How do we determine if β-galactosidase is produced?  This is done by plating the bacterial cells on an agar plate that not only includes ampicillin but also includes a compound called IPTG, which activates the lacZ gene to produce the β-galactosidase protein, and X-Gal, which is a substrate for β-galactosidase.

• • β-galactosidase is expressed (no insert). The bacterial colony is blue as β-galactosidase converts X-Gal, which is colorless, into a blue product.
  • β-galactosidase is not expressed (insert present). The colony is white because β-galactosidase is nonfunctional and thus cannot convert X-Gal into a blue product.
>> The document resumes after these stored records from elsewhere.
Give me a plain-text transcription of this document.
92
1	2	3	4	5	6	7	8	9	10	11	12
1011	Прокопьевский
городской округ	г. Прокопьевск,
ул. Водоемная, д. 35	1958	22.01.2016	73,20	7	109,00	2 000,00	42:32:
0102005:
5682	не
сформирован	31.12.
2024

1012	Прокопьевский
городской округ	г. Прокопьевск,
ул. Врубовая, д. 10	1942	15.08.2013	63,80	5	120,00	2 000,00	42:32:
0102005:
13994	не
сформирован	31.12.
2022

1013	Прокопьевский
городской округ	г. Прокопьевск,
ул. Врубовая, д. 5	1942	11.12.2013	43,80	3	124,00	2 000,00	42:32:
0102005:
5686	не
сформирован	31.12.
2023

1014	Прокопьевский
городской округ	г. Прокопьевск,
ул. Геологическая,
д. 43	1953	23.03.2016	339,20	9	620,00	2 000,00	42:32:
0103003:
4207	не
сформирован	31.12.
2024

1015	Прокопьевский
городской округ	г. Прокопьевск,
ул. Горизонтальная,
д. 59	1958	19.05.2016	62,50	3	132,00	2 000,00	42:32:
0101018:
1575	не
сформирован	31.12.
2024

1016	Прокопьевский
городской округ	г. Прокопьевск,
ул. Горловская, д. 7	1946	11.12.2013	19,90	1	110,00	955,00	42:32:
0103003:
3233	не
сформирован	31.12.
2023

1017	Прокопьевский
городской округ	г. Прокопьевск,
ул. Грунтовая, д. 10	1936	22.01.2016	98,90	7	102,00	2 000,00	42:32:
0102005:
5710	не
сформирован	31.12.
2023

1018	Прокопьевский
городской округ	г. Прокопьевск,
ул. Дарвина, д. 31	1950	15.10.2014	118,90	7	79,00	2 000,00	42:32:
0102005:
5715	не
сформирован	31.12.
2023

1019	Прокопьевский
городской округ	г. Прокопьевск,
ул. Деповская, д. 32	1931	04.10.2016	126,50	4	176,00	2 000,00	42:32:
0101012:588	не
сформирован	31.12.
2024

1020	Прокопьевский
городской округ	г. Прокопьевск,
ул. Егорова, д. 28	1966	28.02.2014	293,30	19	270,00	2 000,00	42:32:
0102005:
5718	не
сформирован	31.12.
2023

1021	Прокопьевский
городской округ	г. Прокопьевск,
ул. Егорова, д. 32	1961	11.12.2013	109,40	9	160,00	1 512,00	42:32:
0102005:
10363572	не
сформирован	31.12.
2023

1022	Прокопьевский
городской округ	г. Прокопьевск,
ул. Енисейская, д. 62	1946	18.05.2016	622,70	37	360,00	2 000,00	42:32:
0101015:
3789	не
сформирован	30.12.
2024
7. Identify colonies that contain the β-globin insert. All the white colonies contain an insert; however, at this point, we cannot distinguish the white colonies that contain the β-globin insert from the white colonies that have other DNA fragments as inserts. 

Several techniques can be used to identify which bacterial cells contain a recombinant vector with the β-globin gene.  For example, vectors isolated from white colonies can be cut with the same restriction enzyme used at the beginning of the cloning experiment to release the insert.  The digested DNA can then be analyzed by agarose gel electrophoresis.  The presence of a DNA fragment of the appropriate size for the β-globin gene indicates that the chosen colony likely contains the β-globin insert.  Alternatively, the polymerase chain reaction (PCR), using primers specific for β-globin can be used to amplify the β-globin insert.  If a PCR product is produced using these β-globin primers, then the β-globin gene was cloned successfully.  Finally, determining the nucleotide sequence of the cloned insert by DNA sequencing will determine if the recombinant molecule contains the β-globin gene.